The Soviet view of he Berlin question and Germany in general.

March 3, 1947 – “This Is Radio Moscow Calling . . .”


The Soviet view of the German question in 1047
The Soviet view of the Berlin question and Germany in general.

Radio Moscow – news and commentary April 3, 1947 – Gordon Skene Sound Collection –

April 3, 1947 – the world as it looked from Moscow in this day, with news and comment from Radio Moscow shortwave. Long before the days of internet and streaming, the only way you could find out what another country was up to was via Shortwave. Crude and unpredictable, news from another country on the other side of the world as a dim-distant miracle.

And in 1947 the atmosphere of Cold War was making itself felt, with Radio Moscow broadcasting daily news and programming to any audience with the means to receive it, along with a healthy dose of propaganda from commentaries and opinion pieces.
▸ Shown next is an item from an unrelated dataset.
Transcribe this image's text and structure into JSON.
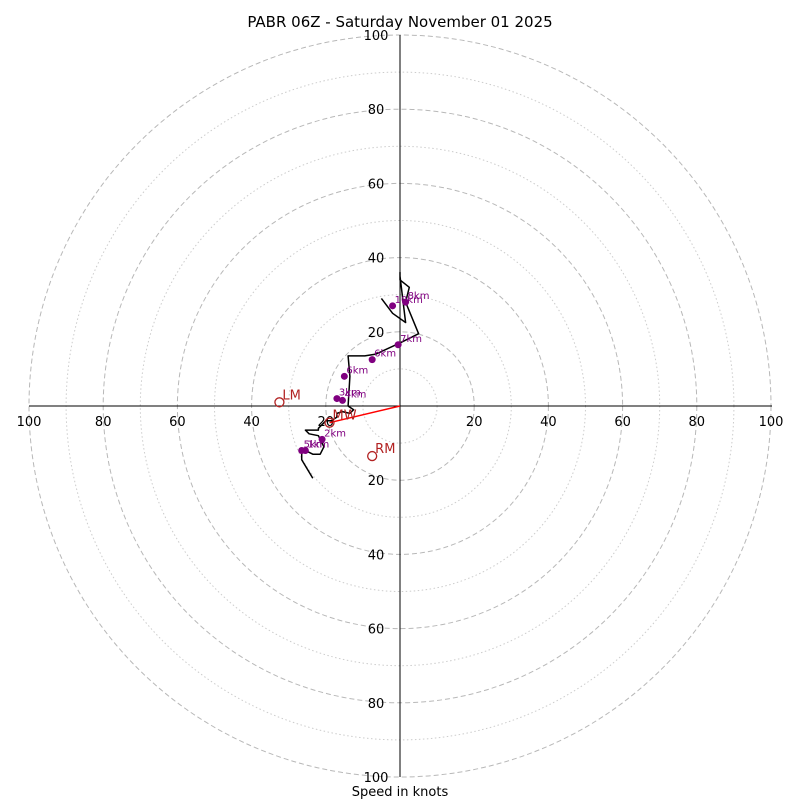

On this day the news was about the Big Four Conference in Moscow and the question of Germany and reparations for the way were discussed. The Soviet point of view was that Germany owed Russia a lot; more than the other Allies because, in their view, Russia suffered the worst from German invasion – and so it was only fair Russia receive the lions share of whatever reparations could be gotten from the defeated Germany. Needless to say, the idea of reunifying Germany was out of the question – any chance, no matter how slight, of Germany going back to the way they were in 1939 was a non-starter in any aspect of the Conference talks.
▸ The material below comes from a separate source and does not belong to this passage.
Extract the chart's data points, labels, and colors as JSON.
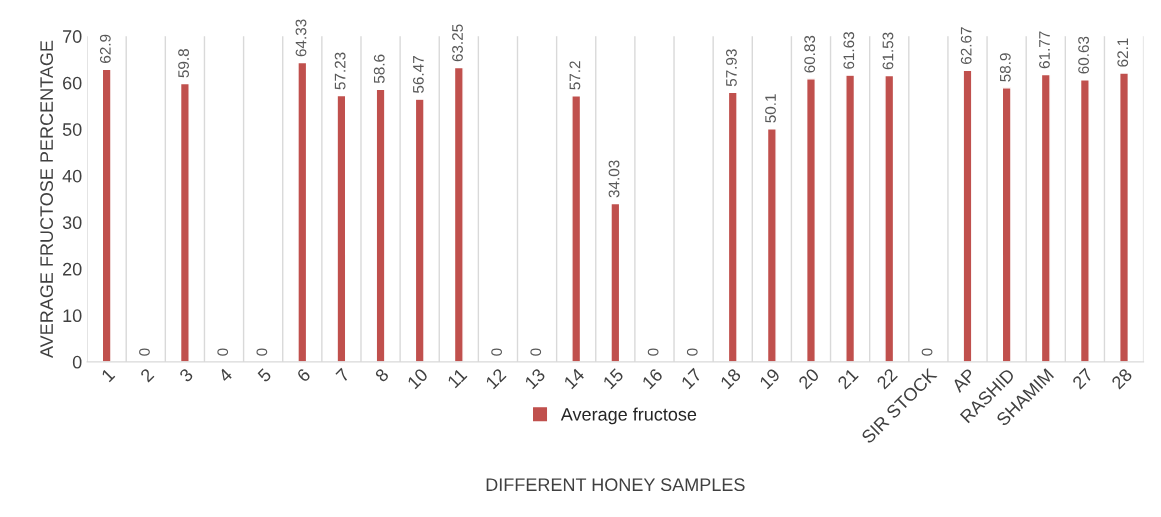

Aside from news on the Conference, there was also news pertaining to Russia’s rebuilding efforts; how the painstaking process of rebuilding destroyed cities and factories was of prime importance now, as it was throughout all of Europe. 1947 was only two years from the end of World War 2 and damage inflicted by the ravages of war weren’t going to be swept away in matter of days. The rebuilding and repairing was going to go on for a very long time.
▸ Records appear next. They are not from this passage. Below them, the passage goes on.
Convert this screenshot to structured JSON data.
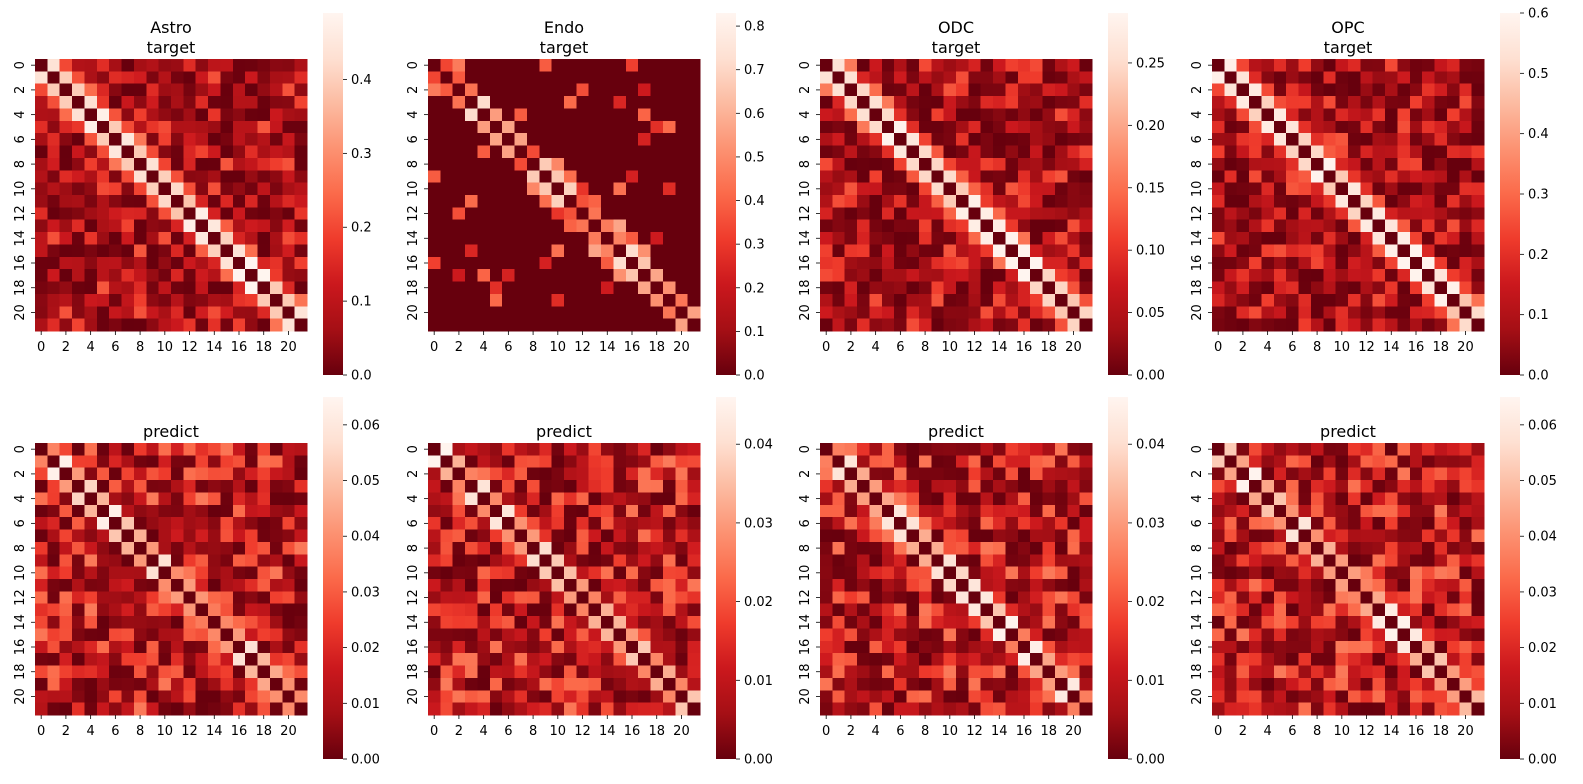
{
  "figure": {
    "layout": "2 rows x 4 columns of heatmaps, each with its own colorbar",
    "colormap": "Reds_r",
    "colormap_stops": [
      "#67000d",
      "#a50f15",
      "#cb181d",
      "#ef3b2c",
      "#fb6a4a",
      "#fc9272",
      "#fcbba1",
      "#fee0d2",
      "#fff5f0"
    ]
  },
  "chart_data": [
    {
      "type": "heatmap",
      "panel": "row1-col1",
      "title": "Astro\ntarget",
      "matrix_size": 22,
      "xticks": [
        "0",
        "2",
        "4",
        "6",
        "8",
        "10",
        "12",
        "14",
        "16",
        "18",
        "20"
      ],
      "yticks": [
        "0",
        "2",
        "4",
        "6",
        "8",
        "10",
        "12",
        "14",
        "16",
        "18",
        "20"
      ],
      "pattern": "diagonal_dark_band_light_offdiag",
      "seed": 11,
      "vmin": 0.0,
      "vmax": 0.49,
      "colorbar_ticks": [
        "0.0",
        "0.1",
        "0.2",
        "0.3",
        "0.4"
      ],
      "colorbar_values": [
        0.0,
        0.1,
        0.2,
        0.3,
        0.4
      ]
    },
    {
      "type": "heatmap",
      "panel": "row1-col2",
      "title": "Endo\ntarget",
      "matrix_size": 22,
      "xticks": [
        "0",
        "2",
        "4",
        "6",
        "8",
        "10",
        "12",
        "14",
        "16",
        "18",
        "20"
      ],
      "yticks": [
        "0",
        "2",
        "4",
        "6",
        "8",
        "10",
        "12",
        "14",
        "16",
        "18",
        "20"
      ],
      "pattern": "sparse",
      "seed": 23,
      "vmin": 0.0,
      "vmax": 0.83,
      "colorbar_ticks": [
        "0.0",
        "0.1",
        "0.2",
        "0.3",
        "0.4",
        "0.5",
        "0.6",
        "0.7",
        "0.8"
      ],
      "colorbar_values": [
        0.0,
        0.1,
        0.2,
        0.3,
        0.4,
        0.5,
        0.6,
        0.7,
        0.8
      ]
    },
    {
      "type": "heatmap",
      "panel": "row1-col3",
      "title": "ODC\ntarget",
      "matrix_size": 22,
      "xticks": [
        "0",
        "2",
        "4",
        "6",
        "8",
        "10",
        "12",
        "14",
        "16",
        "18",
        "20"
      ],
      "yticks": [
        "0",
        "2",
        "4",
        "6",
        "8",
        "10",
        "12",
        "14",
        "16",
        "18",
        "20"
      ],
      "pattern": "diagonal_dark_band_light_offdiag",
      "seed": 37,
      "vmin": 0.0,
      "vmax": 0.29,
      "colorbar_ticks": [
        "0.00",
        "0.05",
        "0.10",
        "0.15",
        "0.20",
        "0.25"
      ],
      "colorbar_values": [
        0.0,
        0.05,
        0.1,
        0.15,
        0.2,
        0.25
      ]
    },
    {
      "type": "heatmap",
      "panel": "row1-col4",
      "title": "OPC\ntarget",
      "matrix_size": 22,
      "xticks": [
        "0",
        "2",
        "4",
        "6",
        "8",
        "10",
        "12",
        "14",
        "16",
        "18",
        "20"
      ],
      "yticks": [
        "0",
        "2",
        "4",
        "6",
        "8",
        "10",
        "12",
        "14",
        "16",
        "18",
        "20"
      ],
      "pattern": "diagonal_dark_band_light_offdiag",
      "seed": 41,
      "vmin": 0.0,
      "vmax": 0.6,
      "colorbar_ticks": [
        "0.0",
        "0.1",
        "0.2",
        "0.3",
        "0.4",
        "0.5",
        "0.6"
      ],
      "colorbar_values": [
        0.0,
        0.1,
        0.2,
        0.3,
        0.4,
        0.5,
        0.6
      ]
    },
    {
      "type": "heatmap",
      "panel": "row2-col1",
      "title": "predict",
      "matrix_size": 22,
      "xticks": [
        "0",
        "2",
        "4",
        "6",
        "8",
        "10",
        "12",
        "14",
        "16",
        "18",
        "20"
      ],
      "yticks": [
        "0",
        "2",
        "4",
        "6",
        "8",
        "10",
        "12",
        "14",
        "16",
        "18",
        "20"
      ],
      "pattern": "noisy_diagonal",
      "seed": 53,
      "vmin": 0.0,
      "vmax": 0.065,
      "colorbar_ticks": [
        "0.00",
        "0.01",
        "0.02",
        "0.03",
        "0.04",
        "0.05",
        "0.06"
      ],
      "colorbar_values": [
        0.0,
        0.01,
        0.02,
        0.03,
        0.04,
        0.05,
        0.06
      ]
    },
    {
      "type": "heatmap",
      "panel": "row2-col2",
      "title": "predict",
      "matrix_size": 22,
      "xticks": [
        "0",
        "2",
        "4",
        "6",
        "8",
        "10",
        "12",
        "14",
        "16",
        "18",
        "20"
      ],
      "yticks": [
        "0",
        "2",
        "4",
        "6",
        "8",
        "10",
        "12",
        "14",
        "16",
        "18",
        "20"
      ],
      "pattern": "noisy_diagonal",
      "seed": 67,
      "vmin": 0.0,
      "vmax": 0.046,
      "colorbar_ticks": [
        "0.00",
        "0.01",
        "0.02",
        "0.03",
        "0.04"
      ],
      "colorbar_values": [
        0.0,
        0.01,
        0.02,
        0.03,
        0.04
      ]
    },
    {
      "type": "heatmap",
      "panel": "row2-col3",
      "title": "predict",
      "matrix_size": 22,
      "xticks": [
        "0",
        "2",
        "4",
        "6",
        "8",
        "10",
        "12",
        "14",
        "16",
        "18",
        "20"
      ],
      "yticks": [
        "0",
        "2",
        "4",
        "6",
        "8",
        "10",
        "12",
        "14",
        "16",
        "18",
        "20"
      ],
      "pattern": "noisy_diagonal",
      "seed": 79,
      "vmin": 0.0,
      "vmax": 0.046,
      "colorbar_ticks": [
        "0.00",
        "0.01",
        "0.02",
        "0.03",
        "0.04"
      ],
      "colorbar_values": [
        0.0,
        0.01,
        0.02,
        0.03,
        0.04
      ]
    },
    {
      "type": "heatmap",
      "panel": "row2-col4",
      "title": "predict",
      "matrix_size": 22,
      "xticks": [
        "0",
        "2",
        "4",
        "6",
        "8",
        "10",
        "12",
        "14",
        "16",
        "18",
        "20"
      ],
      "yticks": [
        "0",
        "2",
        "4",
        "6",
        "8",
        "10",
        "12",
        "14",
        "16",
        "18",
        "20"
      ],
      "pattern": "noisy_diagonal",
      "seed": 97,
      "vmin": 0.0,
      "vmax": 0.065,
      "colorbar_ticks": [
        "0.00",
        "0.01",
        "0.02",
        "0.03",
        "0.04",
        "0.05",
        "0.06"
      ],
      "colorbar_values": [
        0.0,
        0.01,
        0.02,
        0.03,
        0.04,
        0.05,
        0.06
      ]
    }
  ]
}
This, and a lot more in this 20 minute excerpt of a broadcast day via Radio Moscow from April 3, 1947.

Caveat: Since I indicated this broadcast is via shortwave and that the technology at the time was crude compared to what we take for granted now, some effort is required to listen to the whole thing. Noise, fading in and out, distortion and just the occasional rotten signal make this not easy listening. But it’s history as it was happening, and not too many of these shortwave broadcast actually exist. So it’s a rarity and it’s history all wrapped up in one package. But just be aware, listening to it won’t be the easiest thing.